During our meeting with him, Xi urged the community that we must work for the welfare and growth of India while retaining our Chinese identity. He was very happy that the Indian-Chinese community is doing so well. At the time we thought that 1962 will never happen and both countries would grow together. And now under the leadership of the same Xi, China is in war mood.
George Chiu, Owner of D Minsen and Sons, Connaught Place, Delhi

Another Indian-Chinese, who does not want to be identified, says, “When Prime Minister Modi visited China, things were looking up. We were expecting that now both countries would resolve their outstanding issues. It is high time that both work in tandem and progress together.”

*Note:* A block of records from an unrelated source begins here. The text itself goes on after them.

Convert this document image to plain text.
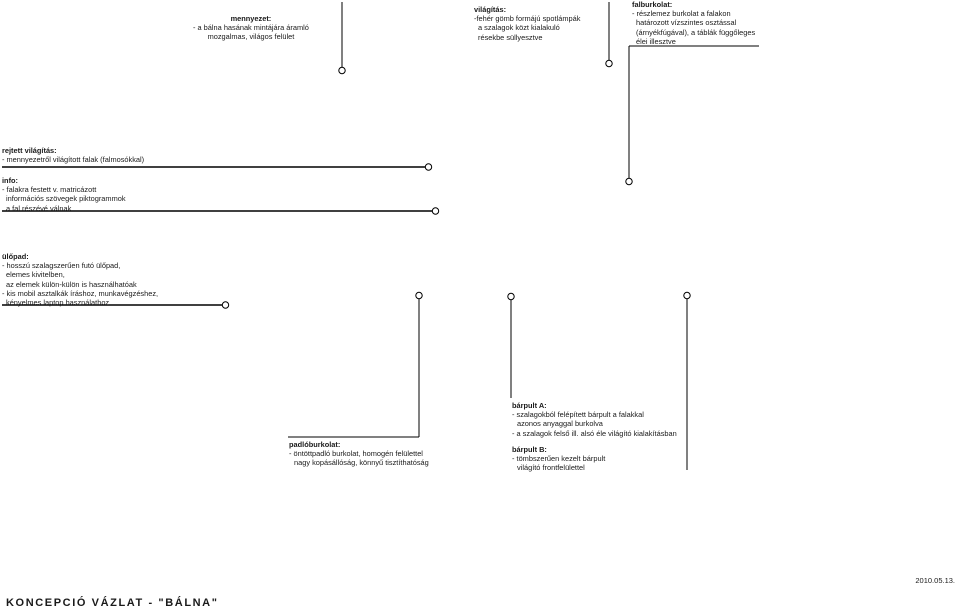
mennyezet:
- a bálna hasának mintájára áramló
mozgalmas, világos felület
világítás:
-fehér gömb formájú spotlámpák
a szalagok közt kialakuló
résekbe süllyesztve
falburkolat:
- részlemez burkolat a falakon
határozott vízszintes osztással
(árnyékfúgával), a táblák függőleges
élei illesztve
rejtett világítás:
- mennyezetről világított falak (falmosókkal)
info:
- falakra festett v. matricázott
információs szövegek piktogrammok
a fal részévé válnak
ülőpad:
- hosszú szalagszerűen futó ülőpad,
elemes kivitelben,
az elemek külön-külön is használhatóak
- kis mobil asztalkák íráshoz, munkavégzéshez,
kényelmes laptop használathoz
padlóburkolat:
- öntöttpadló burkolat, homogén felülettel
nagy kopásállóság, könnyű tisztíthatóság
bárpult A:
- szalagokból felépített bárpult a falakkal
azonos anyaggal burkolva
- a szalagok felső ill. alsó éle világító kialakításban
bárpult B:
- tömbszerűen kezelt bárpult
világító frontfelülettel
2010.05.13.
KONCEPCIÓ VÁZLAT - "BÁLNA"
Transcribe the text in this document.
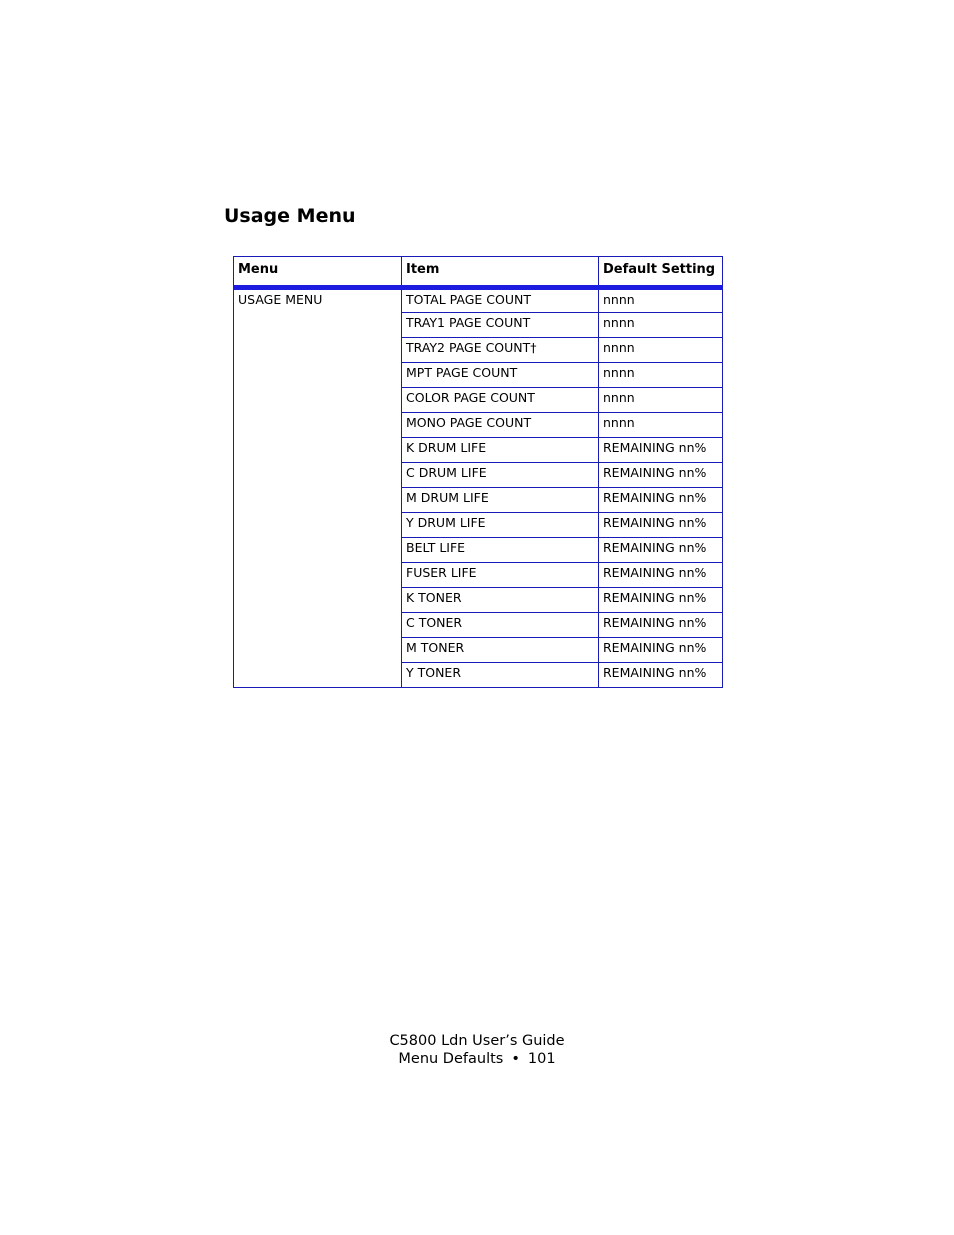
Usage Menu
Menu	Item	Default Setting
USAGE MENU	TOTAL PAGE COUNT	nnnn
	TRAY1 PAGE COUNT	nnnn
	TRAY2 PAGE COUNT†	nnnn
	MPT PAGE COUNT	nnnn
	COLOR PAGE COUNT	nnnn
	MONO PAGE COUNT	nnnn
	K DRUM LIFE	REMAINING nn%
	C DRUM LIFE	REMAINING nn%
	M DRUM LIFE	REMAINING nn%
	Y DRUM LIFE	REMAINING nn%
	BELT LIFE	REMAINING nn%
	FUSER LIFE	REMAINING nn%
	K TONER	REMAINING nn%
	C TONER	REMAINING nn%
	M TONER	REMAINING nn%
	Y TONER	REMAINING nn%
C5800 Ldn User’s Guide
Menu Defaults • 101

The Indian Chinese community is worried about  tensions between India-China.
George Chiu, owner of D Minsen and Company.
(Photo: Vivek Shukla/The Quint)

Can Neighbours Live Peacefully?

It is said for the Chinese diaspora that wherever they go, they come up with a “Chinatown”. There is a Chinatown in Kolkata better known as Tengra. And even though there are about 500 Indian-Chinese people in the capital, they do not have any Chinatown here. There also a number of Chinese expatriates based in Gurgaon.

Meanwhile, it looks like as if all Delhi-based Chinese have some connect with Lajpat Nagar. Kim, who has a showroom in Jor Bagh, says that some members of his family used to live in Lajpat Nagar earlier. Later on, some members moved to different areas of the capital or Gurgaon. “Lajpat Nagar used to be a great place as it was very cheap compared to other South Delhi localities,” says Kim.

SS Lee, who played for Delhi in the Ranji trophy during the 70s and 80s, also lived in Lajpat Nagar. “Even though we are not very social in the sense that we did not meet our own people very often, yet we prefered to live there as it is a great location. Later, many families shifted to other parts as families grew bigger,” informs Lee.

It is said in China that neighbours cannot live peacefully. Yet, the Chinese community fervently hopes that both countries would prove this saying wrong.